Hacker News new | ask | show | jobs
by partiallattice 1861 days ago
That's an SLA where they expect to end up paying customers back for outages. They've done an admirable job with only a few global outages, but subsets of customers have experienced plenty of outages.

A single 5 min outage would blow through more than a decade of SLO at 6 9s. As far as I'm aware, there does not exist a service that has been up for more than a decade with fewer than 5 min of downtime, and that definitely includes route 53.

1 comments

In order to achieve 6 9s you need a two levels of replication, you need synchronous replication with instant failover, plus asynchronous replication to handle site failover. RonDB provides both. NDB is used in lots of telecom services where you can't make a phone call unless NDB is up. These services definitely can at times run for decades without downtime.
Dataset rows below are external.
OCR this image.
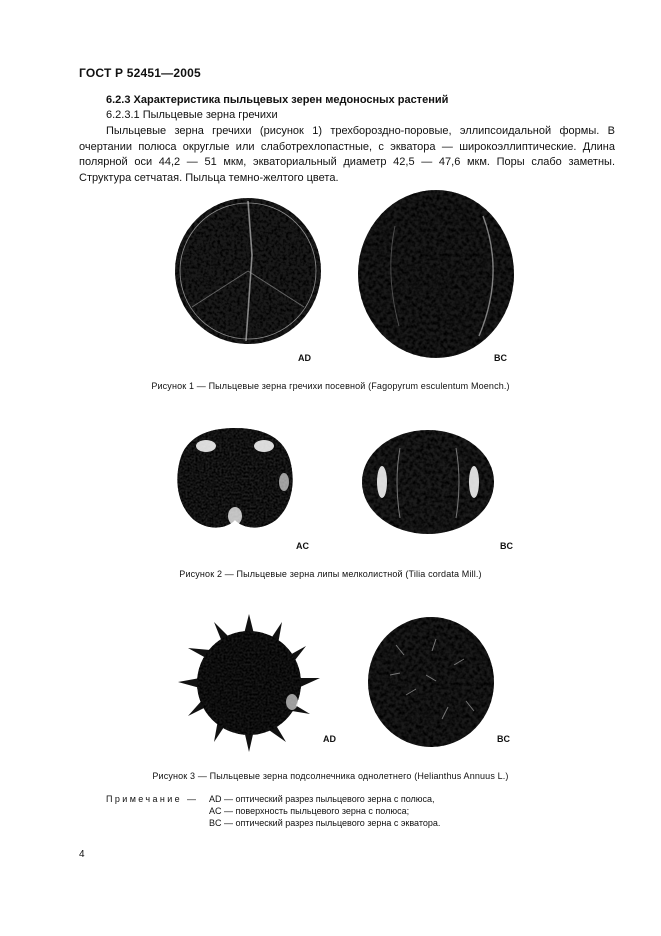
ГОСТ Р 52451—2005
6.2.3 Характеристика пыльцевых зерен медоносных растений
6.2.3.1 Пыльцевые зерна гречихи

Пыльцевые зерна гречихи (рисунок 1) трехбороздно-поровые, эллипсоидальной формы. В очертании полюса округлые или слаботрехлопастные, с экватора — широкоэллиптические. Длина полярной оси 44,2 — 51 мкм, экваториальный диаметр 42,5 — 47,6 мкм. Поры слабо заметны. Структура сетчатая. Пыльца темно-желтого цвета.

AD	BC
Рисунок 1 — Пыльцевые зерна гречихи посевной (Fagopyrum esculentum Moench.)
AC	BC
Рисунок 2 — Пыльцевые зерна липы мелколистной (Tilia cordata Mill.)
AD	BC
Рисунок 3 — Пыльцевые зерна подсолнечника однолетнего (Helianthus Annuus L.)
Примечание — AD — оптический разрез пыльцевого зерна с полюса,
AC — поверхность пыльцевого зерна с полюса;
BC — оптический разрез пыльцевого зерна с экватора.
4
RonDB is built on top of NDB.
Data durability and high availability are two different metrics.

iirc, S3 SLAs availability at 99.99; durability at 99.999999999 and 99.99999999999999 for cross-region replicated buckets.

Correct, Availability is the amount of time you are available to read and write data. Durability is the amount of time your data is not lost. The metrics mentioned in this post are about availability. Most cloud vendors provide SLAs of 99.95% availability. One problem to solve when working with a cloud vendor is that they need to upgrade their OS images every now and then, so to get the highest availability one must integrate with the cloud APIs announcing those changes.